KeyValueStore *kvStore;
cudaHostAlloc((void **)&kvStore, sizeof(KeyValueStore), cudaHostAllocMapped);
new (kvStore) KeyValueStore(numThreadBlocks, blockSize, DATA_ARR_SIZE*sizeof(int), NUM_KEYS, sizeof(int));
Open the kvStore database with the memory handle, enabling subsequent put and get calls.
KeyValueStore::KVOpenDB();
Launch a CUDA kernel. Note numThreadBlocks must be consistent with the one you passed to the KeyValueStore constructor.

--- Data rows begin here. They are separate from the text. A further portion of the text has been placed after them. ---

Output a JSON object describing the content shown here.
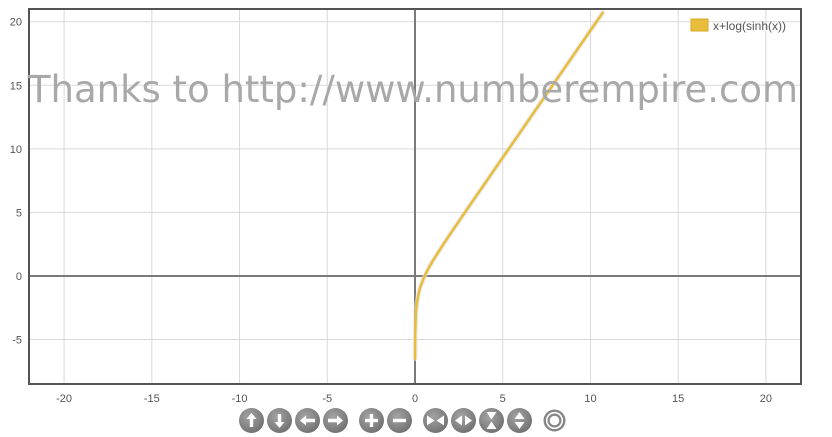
{
  "watermark": "Thanks to http://www.numberempire.com",
  "chart_data": {
    "type": "line",
    "series": [
      {
        "name": "x+log(sinh(x))",
        "color": "#e8bd3c",
        "x": [
          0.0015,
          0.01,
          0.05,
          0.1,
          0.2,
          0.3,
          0.5,
          0.75,
          1.0,
          1.5,
          2.0,
          3.0,
          4.0,
          5.0,
          6.0,
          7.0,
          8.0,
          9.0,
          10.0,
          10.7
        ],
        "y": [
          -6.5,
          -4.6,
          -2.95,
          -2.2,
          -1.41,
          -0.88,
          -0.16,
          0.55,
          1.16,
          2.24,
          3.29,
          5.31,
          7.31,
          9.31,
          11.31,
          13.31,
          15.31,
          17.31,
          19.31,
          20.71
        ]
      }
    ],
    "xlim": [
      -22,
      22
    ],
    "ylim": [
      -8.5,
      21
    ],
    "xticks": [
      -20,
      -15,
      -10,
      -5,
      0,
      5,
      10,
      15,
      20
    ],
    "yticks": [
      -5,
      0,
      5,
      10,
      15,
      20
    ],
    "xtick_labels": [
      "-20",
      "-15",
      "-10",
      "-5",
      "0",
      "5",
      "10",
      "15",
      "20"
    ],
    "ytick_labels": [
      "-5",
      "0",
      "5",
      "10",
      "15",
      "20"
    ],
    "grid": true,
    "legend": "top-right"
  },
  "toolbar": {
    "buttons": [
      {
        "name": "pan-up-button",
        "icon": "arrow-up-icon"
      },
      {
        "name": "pan-down-button",
        "icon": "arrow-down-icon"
      },
      {
        "name": "pan-left-button",
        "icon": "arrow-left-icon"
      },
      {
        "name": "pan-right-button",
        "icon": "arrow-right-icon"
      },
      {
        "name": "zoom-in-button",
        "icon": "plus-icon"
      },
      {
        "name": "zoom-out-button",
        "icon": "minus-icon"
      },
      {
        "name": "zoom-in-x-button",
        "icon": "arrows-inward-horizontal-icon"
      },
      {
        "name": "zoom-out-x-button",
        "icon": "arrows-outward-horizontal-icon"
      },
      {
        "name": "zoom-in-y-button",
        "icon": "arrows-inward-vertical-icon"
      },
      {
        "name": "zoom-out-y-button",
        "icon": "arrows-outward-vertical-icon"
      },
      {
        "name": "reset-view-button",
        "icon": "target-icon"
      }
    ]
  }
}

myKernel<<<numThreadBlocks, numThreadsPerBlock>>>(kvStore, /*additional kernel args*/);
Use any of the KV API functions, for example:
kvStore->KVMultiPutD(keys, sizeof(int), buffs, sizeof(int) * DATA_ARR_SIZE, KVStatus, NUM_KEYS);
kvStore->KVMultiGetD(keys, sizeof(int), buffs, sizeof(int) * DATA_ARR_SIZE, KVStatus, NUM_KEYS);
Finally, call KVCloseDB
KeyValueStore::KVCloseDB();
You may delete the DB using KVDeleteDB (Not yet supported on XDP on-host)
KeyValueStore::KVDeleteDB();
The asynchronous API is ideal for scenarios where overlapping data transfers with computations can provide significant performance improvements.

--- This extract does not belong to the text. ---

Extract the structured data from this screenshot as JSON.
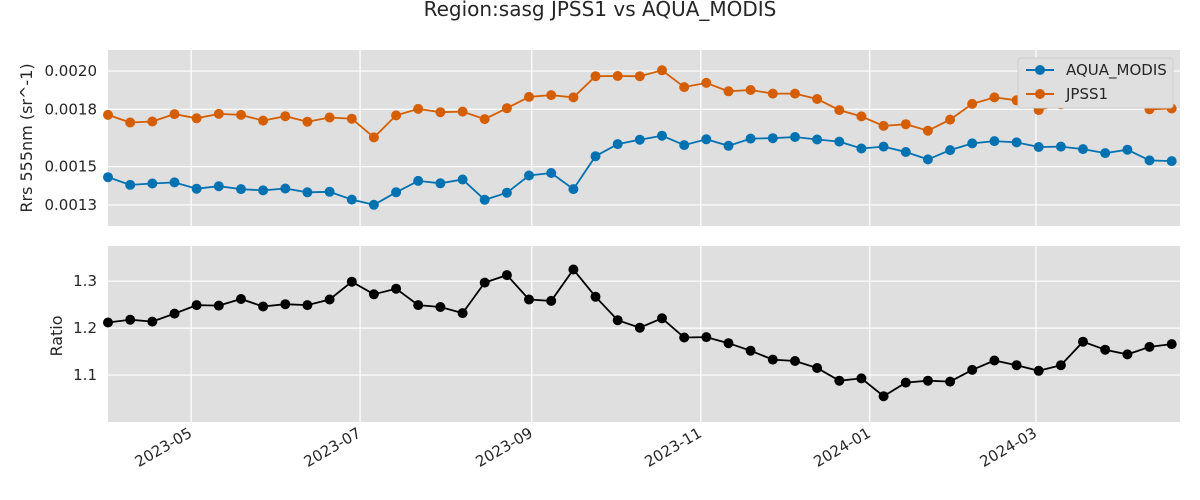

If you wish to use the zero-copy asynchronous API for non-blocking operations, allocate buffers as follows:
GPUMultiBufferHandle arrOfUserMultiBuffer[CONCURRENT_COUNT];
GPUMultiBufferHandle arrOfUserKVStatusArr[CONCURRENT_COUNT];
size_t buffer_size_in_bytes = DATA_ARR_SIZE * sizeof(int);
size_t num_buffers = NUM_KEYS;
for (size_t i = 0; i < CONCURRENT_COUNT; i++)
{
cudaGPUMultiBufferAlloc(arrOfUserMultiBuffer[i], num_buffers, buffer_size_in_bytes);
cudaGPUMultiBufferAlloc(arrOfUserKVStatusArr[i], num_buffers, sizeof(KVStatusType));
}
Then initiate an async non-blocking multi-get operation:
kvStore->KVAsyncMultiGetZCInitiateD(keys, sizeof(int), arrOfUserMultiBuffer[idx], sizeof(int) * DATA_ARR_SIZE, arrOfUserKVStatusArr[idx], NUM_KEYS, &ticket_arr[idx]);
To finalize the operation:
kvStore->KVAsyncMultiGetZCFinalizeD(ticket_arr[idx]);
For scenarios where simplicity is preferred, you can now use a straightforward asynchronous API for put and get operations without needing special memory allocations.

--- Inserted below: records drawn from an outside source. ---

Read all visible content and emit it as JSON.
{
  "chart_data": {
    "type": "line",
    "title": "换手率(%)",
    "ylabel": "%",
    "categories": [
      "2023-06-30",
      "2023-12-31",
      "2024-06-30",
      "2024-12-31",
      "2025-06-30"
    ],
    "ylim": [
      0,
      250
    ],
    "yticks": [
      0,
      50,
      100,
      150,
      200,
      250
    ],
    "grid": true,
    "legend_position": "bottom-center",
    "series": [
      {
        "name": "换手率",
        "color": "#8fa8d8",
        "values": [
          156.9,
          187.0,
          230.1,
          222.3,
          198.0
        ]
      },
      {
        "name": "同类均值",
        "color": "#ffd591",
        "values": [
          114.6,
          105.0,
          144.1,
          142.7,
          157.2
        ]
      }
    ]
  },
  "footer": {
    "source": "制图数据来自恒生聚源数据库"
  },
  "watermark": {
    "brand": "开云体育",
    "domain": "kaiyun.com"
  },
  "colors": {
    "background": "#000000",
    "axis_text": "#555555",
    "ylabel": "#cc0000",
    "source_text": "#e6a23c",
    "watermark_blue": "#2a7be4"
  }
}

To initiate a non-blocking simple async put operation:
kvStore->KVAsyncMultiPutInitiateD((void**)userResources.keys, sizeof(int), (void**)userResources.buffs, sizeof(int) * DATA_ARR_SIZE, NUM_KEYS);
To finalize the operation:
kvStore->KVAsyncMultiPutFinalizeD(userResources.KVStatus, NUM_KEYS);
To initiate a non-blocking simple async get operation:
kvStore->KVAsyncMultiGetInitiateD((void**)userResources.keys, sizeof(int), NUM_KEYS);
To finalize the operation:
kvStore->KVAsyncMultiGetFinalizeD((void**)userResources.buffs, sizeof(int) * DATA_ARR_SIZE, userResources.KVStatus, NUM_KEYS);
The codebase builds on top of the open-source gdrcopy project by NVIDIA, available here. We use gdrcopy to enable and extend its efficient shared memory allocation API, which plays a critical role in enabling high-performance data transfers between CPU and GPU memory.